First impressions… and second impression!

If you give the book a quick glance, it may seem like you’re given a lot of repetition without real novelty… but that might not be entirely correct. Admitted, none of the schemes have truly inspired me to go buy the army and go crazy.

But that initial impression isn’t entirely correct. If you combine the total list of recipes, you’ll learn you have been given all the building blocks to paint your Dark Elf army in quite an interesting list of schemes (silver, dark metal, red, blue). It’s a pity that they didn’t give more army shots, like they did in 6th edition, showing what a whole themed army looks like. The extra recipes for cold one skins, scaled cloaks, black horses and large surfaces of pale flesh make it a valuable starting point for anyone in need of it.

Then there’s a ton of recipes for details, cloths, trimmings and leather including some of the more difficult red and purples.

The verdict

Overall the book is good, but little more than that. Does one need the book? No. It’s a great starting point for people who are looking for a recipe for almost every detail in the army without having to spend days to perfect their scheme…. but none of the recipes strike me as so original that the book is a golden deal.

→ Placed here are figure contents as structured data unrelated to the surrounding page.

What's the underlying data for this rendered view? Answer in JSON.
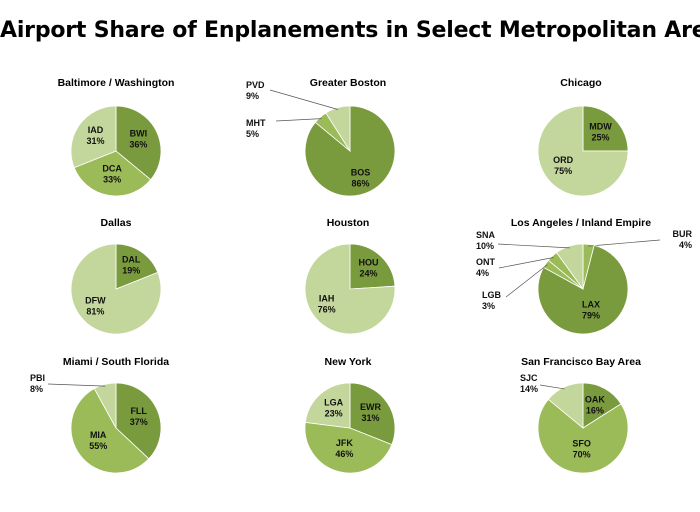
{
  "title": "Airport Share of Enplanements in Select Metropolitan Areas",
  "colors": {
    "dark": "#7a9a3e",
    "medium": "#9bbb59",
    "light": "#c3d69b",
    "edge": "#ffffff",
    "leader": "#555555"
  },
  "chart_data": [
    {
      "type": "pie",
      "title": "Baltimore /  Washington",
      "slices": [
        {
          "label": "BWI",
          "value": 36,
          "pct": "36%",
          "shade": "dark"
        },
        {
          "label": "DCA",
          "value": 33,
          "pct": "33%",
          "shade": "medium"
        },
        {
          "label": "IAD",
          "value": 31,
          "pct": "31%",
          "shade": "light"
        }
      ]
    },
    {
      "type": "pie",
      "title": "Greater Boston",
      "slices": [
        {
          "label": "BOS",
          "value": 86,
          "pct": "86%",
          "shade": "dark"
        },
        {
          "label": "MHT",
          "value": 5,
          "pct": "5%",
          "shade": "medium"
        },
        {
          "label": "PVD",
          "value": 9,
          "pct": "9%",
          "shade": "light"
        }
      ]
    },
    {
      "type": "pie",
      "title": "Chicago",
      "slices": [
        {
          "label": "MDW",
          "value": 25,
          "pct": "25%",
          "shade": "dark"
        },
        {
          "label": "ORD",
          "value": 75,
          "pct": "75%",
          "shade": "light"
        }
      ]
    },
    {
      "type": "pie",
      "title": "Dallas",
      "slices": [
        {
          "label": "DAL",
          "value": 19,
          "pct": "19%",
          "shade": "dark"
        },
        {
          "label": "DFW",
          "value": 81,
          "pct": "81%",
          "shade": "light"
        }
      ]
    },
    {
      "type": "pie",
      "title": "Houston",
      "slices": [
        {
          "label": "HOU",
          "value": 24,
          "pct": "24%",
          "shade": "dark"
        },
        {
          "label": "IAH",
          "value": 76,
          "pct": "76%",
          "shade": "light"
        }
      ]
    },
    {
      "type": "pie",
      "title": "Los Angeles / Inland Empire",
      "slices": [
        {
          "label": "BUR",
          "value": 4,
          "pct": "4%",
          "shade": "medium"
        },
        {
          "label": "LAX",
          "value": 79,
          "pct": "79%",
          "shade": "dark"
        },
        {
          "label": "LGB",
          "value": 3,
          "pct": "3%",
          "shade": "medium"
        },
        {
          "label": "ONT",
          "value": 4,
          "pct": "4%",
          "shade": "medium"
        },
        {
          "label": "SNA",
          "value": 10,
          "pct": "10%",
          "shade": "light"
        }
      ]
    },
    {
      "type": "pie",
      "title": "Miami / South Florida",
      "slices": [
        {
          "label": "FLL",
          "value": 37,
          "pct": "37%",
          "shade": "dark"
        },
        {
          "label": "MIA",
          "value": 55,
          "pct": "55%",
          "shade": "medium"
        },
        {
          "label": "PBI",
          "value": 8,
          "pct": "8%",
          "shade": "light"
        }
      ]
    },
    {
      "type": "pie",
      "title": "New York",
      "slices": [
        {
          "label": "EWR",
          "value": 31,
          "pct": "31%",
          "shade": "dark"
        },
        {
          "label": "JFK",
          "value": 46,
          "pct": "46%",
          "shade": "medium"
        },
        {
          "label": "LGA",
          "value": 23,
          "pct": "23%",
          "shade": "light"
        }
      ]
    },
    {
      "type": "pie",
      "title": "San Francisco Bay Area",
      "slices": [
        {
          "label": "OAK",
          "value": 16,
          "pct": "16%",
          "shade": "dark"
        },
        {
          "label": "SFO",
          "value": 70,
          "pct": "70%",
          "shade": "medium"
        },
        {
          "label": "SJC",
          "value": 14,
          "pct": "14%",
          "shade": "light"
        }
      ]
    }
  ]
}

Another piece missing that would truly boost the “good feeling” about the book is the army wide pictures. It’s literally a collection of painting guides for individual models. I recall the 6th edition armywide shots that really helped sell the idea of building one’s army theme. This isn’t the case with this book, something which you’d expect to find when buying “the army’s painting guide”.

Still, it’s a valuable asset if you want to spare yourself a lot of searching and experimenting.

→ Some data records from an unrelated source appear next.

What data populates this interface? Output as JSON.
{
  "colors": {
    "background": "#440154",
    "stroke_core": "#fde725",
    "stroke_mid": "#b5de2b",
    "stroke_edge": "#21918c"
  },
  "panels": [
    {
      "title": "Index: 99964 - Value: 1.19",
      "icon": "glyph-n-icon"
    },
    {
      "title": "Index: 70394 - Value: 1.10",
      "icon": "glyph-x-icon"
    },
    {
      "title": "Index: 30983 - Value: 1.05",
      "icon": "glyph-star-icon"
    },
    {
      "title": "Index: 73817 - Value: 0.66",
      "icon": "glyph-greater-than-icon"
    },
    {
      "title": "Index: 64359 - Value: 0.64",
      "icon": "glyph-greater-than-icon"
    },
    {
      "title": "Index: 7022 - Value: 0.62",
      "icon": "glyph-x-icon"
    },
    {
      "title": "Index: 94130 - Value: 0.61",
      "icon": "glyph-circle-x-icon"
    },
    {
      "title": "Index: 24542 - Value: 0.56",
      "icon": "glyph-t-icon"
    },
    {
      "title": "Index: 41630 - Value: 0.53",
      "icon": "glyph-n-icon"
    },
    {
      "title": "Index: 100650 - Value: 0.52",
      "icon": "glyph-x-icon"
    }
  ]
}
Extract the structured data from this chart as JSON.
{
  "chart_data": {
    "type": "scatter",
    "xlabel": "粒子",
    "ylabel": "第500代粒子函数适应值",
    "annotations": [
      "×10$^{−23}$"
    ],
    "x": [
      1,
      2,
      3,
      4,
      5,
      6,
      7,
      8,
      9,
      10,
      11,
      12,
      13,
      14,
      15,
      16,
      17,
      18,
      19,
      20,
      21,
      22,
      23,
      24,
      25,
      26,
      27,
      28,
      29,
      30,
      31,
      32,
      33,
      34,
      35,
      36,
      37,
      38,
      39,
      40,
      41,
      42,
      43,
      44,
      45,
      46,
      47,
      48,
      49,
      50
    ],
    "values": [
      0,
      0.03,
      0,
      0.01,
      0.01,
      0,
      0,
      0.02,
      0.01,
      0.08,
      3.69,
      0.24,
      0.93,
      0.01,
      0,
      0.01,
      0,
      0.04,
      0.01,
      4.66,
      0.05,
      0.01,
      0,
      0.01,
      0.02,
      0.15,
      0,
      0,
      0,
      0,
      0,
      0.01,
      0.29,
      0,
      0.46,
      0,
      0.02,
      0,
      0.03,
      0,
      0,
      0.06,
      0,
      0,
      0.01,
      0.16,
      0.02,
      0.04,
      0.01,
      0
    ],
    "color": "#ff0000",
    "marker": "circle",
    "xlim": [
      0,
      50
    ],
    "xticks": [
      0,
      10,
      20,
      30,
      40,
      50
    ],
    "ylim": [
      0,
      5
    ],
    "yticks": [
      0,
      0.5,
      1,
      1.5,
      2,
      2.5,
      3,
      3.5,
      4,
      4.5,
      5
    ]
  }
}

I’m not sure I’d recommend buying the big book over the individual model books though. There is so much repetition in the recipes, that I think buying one or two model guides might give you more than enough ideas to paint most of the Dark Elf army. It really comes down to how much time you want to spend googling or figuring out your own painting recipes.

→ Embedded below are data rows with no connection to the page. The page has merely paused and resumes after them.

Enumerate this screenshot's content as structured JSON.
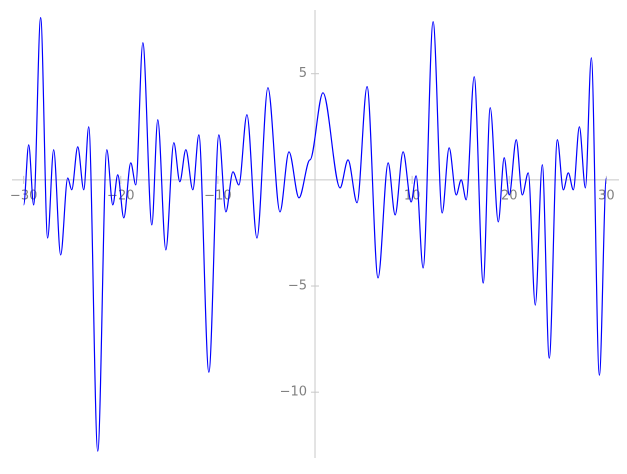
{
  "chart_data": {
    "type": "line",
    "color": "#0000ff",
    "x": [
      -30.0,
      -29.48,
      -28.97,
      -28.25,
      -27.53,
      -26.91,
      -26.19,
      -25.46,
      -25.05,
      -24.43,
      -23.81,
      -23.3,
      -22.37,
      -21.44,
      -20.82,
      -20.31,
      -19.69,
      -18.97,
      -18.45,
      -17.73,
      -16.8,
      -16.19,
      -15.36,
      -14.54,
      -13.92,
      -13.3,
      -12.58,
      -11.96,
      -10.93,
      -9.9,
      -9.18,
      -8.45,
      -7.84,
      -7.01,
      -5.98,
      -4.85,
      -3.61,
      -2.68,
      -1.65,
      -0.52,
      0.82,
      2.58,
      3.4,
      4.33,
      5.36,
      6.49,
      7.53,
      8.25,
      9.07,
      9.9,
      10.41,
      11.13,
      12.16,
      13.09,
      13.81,
      14.54,
      15.05,
      15.57,
      16.39,
      17.32,
      18.04,
      18.87,
      19.48,
      20.0,
      20.72,
      21.34,
      21.96,
      22.68,
      23.4,
      24.12,
      24.95,
      25.57,
      26.08,
      26.6,
      27.22,
      27.84,
      28.45,
      29.28,
      30.0
    ],
    "values": [
      -1.18,
      1.65,
      -1.18,
      7.64,
      -2.74,
      1.42,
      -3.54,
      0.09,
      -0.47,
      1.56,
      -0.47,
      2.5,
      -12.78,
      1.42,
      -1.18,
      0.24,
      -1.79,
      0.8,
      -0.24,
      6.46,
      -2.12,
      2.83,
      -3.3,
      1.75,
      -0.09,
      1.42,
      -0.47,
      2.12,
      -9.06,
      2.12,
      -1.51,
      0.38,
      -0.24,
      3.07,
      -2.74,
      4.34,
      -1.51,
      1.32,
      -0.85,
      0.94,
      4.1,
      -0.38,
      0.94,
      -1.08,
      4.39,
      -4.62,
      0.8,
      -1.65,
      1.32,
      -1.04,
      0.19,
      -4.15,
      7.45,
      -1.56,
      1.51,
      -0.71,
      0,
      -0.94,
      4.86,
      -4.86,
      3.4,
      -1.98,
      1.04,
      -0.71,
      1.89,
      -0.71,
      0.33,
      -5.9,
      0.71,
      -8.4,
      1.89,
      -0.47,
      0.33,
      -0.47,
      2.5,
      -0.38,
      5.75,
      -9.2,
      0.09
    ],
    "xlim": [
      -31.2,
      31.3
    ],
    "ylim": [
      -13.1,
      8.0
    ],
    "xticks": [
      {
        "value": -30,
        "label": "−30"
      },
      {
        "value": -20,
        "label": "−20"
      },
      {
        "value": -10,
        "label": "−10"
      },
      10,
      20,
      30
    ],
    "yticks": [
      5,
      {
        "value": -5,
        "label": "−5"
      },
      {
        "value": -10,
        "label": "−10"
      }
    ],
    "grid": false
  }
}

2 thoughts on “The Dark Elf painting guide review

  1. I got the High Elves one on a whim. Liked it, without being blown away.

    Did you get the iPad version or the PDF version? The iPad is where these things really add value compared to the old paper ones, with interactive zooms & 360 shots.

  2. Yes, it’s the iPad version. I quite like the high quality of the pictures, though I still consider it expensive for the content. It’s good, but not awesome.